|Just prior to hospitalisation|
Late 2008, early 2009 we were at a loss - something was wrong with our little girl. Her belly was hard, she had some fluctuating toilet issues and she seemed to have less energy than usual. We were living in country Qld at the time for my husband's work.
I had suspected something wasn't quite right for a while - her tummy felt very hard and I often commented to my husband about it. During visits to the GP and paediatrician for the usual stuff - vaccinations and the like, I often brought up the stomach issue. It felt like the matter was often brushed aside as she seemed generally well and at the time was not failing to thrive. I think it was my constant banging on about it that pushed the doctors to look further - that and the fact that other symptoms started to appear. Call it mother's instinct or whatever you want but I just knew something was really wrong.

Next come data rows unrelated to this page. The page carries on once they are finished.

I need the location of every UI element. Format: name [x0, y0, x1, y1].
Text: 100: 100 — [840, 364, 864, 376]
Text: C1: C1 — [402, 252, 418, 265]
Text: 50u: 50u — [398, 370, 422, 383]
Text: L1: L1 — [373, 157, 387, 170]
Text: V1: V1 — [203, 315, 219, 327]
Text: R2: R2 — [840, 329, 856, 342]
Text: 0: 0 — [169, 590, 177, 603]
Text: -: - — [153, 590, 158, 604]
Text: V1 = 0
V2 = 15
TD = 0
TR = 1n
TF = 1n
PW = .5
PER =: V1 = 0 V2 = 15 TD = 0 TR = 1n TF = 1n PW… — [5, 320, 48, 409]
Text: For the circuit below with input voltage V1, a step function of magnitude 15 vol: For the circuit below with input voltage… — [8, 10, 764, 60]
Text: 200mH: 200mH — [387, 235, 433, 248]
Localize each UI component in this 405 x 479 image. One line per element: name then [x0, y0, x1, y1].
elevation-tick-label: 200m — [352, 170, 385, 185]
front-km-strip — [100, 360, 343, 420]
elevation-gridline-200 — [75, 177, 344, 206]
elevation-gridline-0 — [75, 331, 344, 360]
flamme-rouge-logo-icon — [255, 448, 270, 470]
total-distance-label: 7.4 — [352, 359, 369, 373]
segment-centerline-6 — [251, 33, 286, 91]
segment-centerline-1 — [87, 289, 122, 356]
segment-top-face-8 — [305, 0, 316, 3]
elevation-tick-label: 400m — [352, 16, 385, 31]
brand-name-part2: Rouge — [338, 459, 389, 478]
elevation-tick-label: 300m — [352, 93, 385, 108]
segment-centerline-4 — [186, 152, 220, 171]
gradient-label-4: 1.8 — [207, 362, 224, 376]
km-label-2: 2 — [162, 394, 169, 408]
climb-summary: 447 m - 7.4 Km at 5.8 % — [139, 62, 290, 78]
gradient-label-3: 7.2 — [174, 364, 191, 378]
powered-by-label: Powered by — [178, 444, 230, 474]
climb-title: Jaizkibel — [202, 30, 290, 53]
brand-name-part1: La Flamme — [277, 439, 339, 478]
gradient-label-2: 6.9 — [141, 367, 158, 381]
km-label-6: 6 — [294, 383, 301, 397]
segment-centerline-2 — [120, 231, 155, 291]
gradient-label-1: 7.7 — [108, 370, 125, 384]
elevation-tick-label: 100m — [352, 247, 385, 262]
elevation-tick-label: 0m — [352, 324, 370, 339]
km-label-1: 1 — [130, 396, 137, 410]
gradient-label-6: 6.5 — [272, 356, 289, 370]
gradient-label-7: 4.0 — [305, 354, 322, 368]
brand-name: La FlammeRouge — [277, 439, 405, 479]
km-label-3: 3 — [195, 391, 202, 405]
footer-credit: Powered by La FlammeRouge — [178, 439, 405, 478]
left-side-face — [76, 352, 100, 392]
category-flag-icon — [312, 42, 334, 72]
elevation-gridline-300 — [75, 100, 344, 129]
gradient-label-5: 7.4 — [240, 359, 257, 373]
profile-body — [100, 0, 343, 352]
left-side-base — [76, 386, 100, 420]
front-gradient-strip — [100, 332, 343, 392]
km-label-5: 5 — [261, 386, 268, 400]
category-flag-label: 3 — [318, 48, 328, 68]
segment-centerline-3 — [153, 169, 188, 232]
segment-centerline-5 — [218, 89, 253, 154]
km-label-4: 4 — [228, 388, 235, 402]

Although Abbey was looking like the poster child for Coeliac Disease and her blood test delivered a result of over 100, the gold standard for diagnosis was a biopsy.. so we anxiously waited. A trip to Brisbane for family commitments shortly afterwards resulted in an unscheduled visit to the Royal Children's Hospital. Abbey was so sick and we were frightened. She was admitted straight away. We were told she was bordering coeliac crisis. As expected the biopsy confirmed Coeliac Disease and we began the road to recovery. Abbey was 20 months old.
|Happy & well today|
Not long after, the rest of our family was tested and I was shocked to learn I too am Coeliac. Shocked because I have never suffered with ANY of the symptoms that Abbey displayed and have always felt very well. I am what you call asymptomatic. I was in denial. How could this be? I questioned the result but there it was in black and white. A biopsy confirmed everything.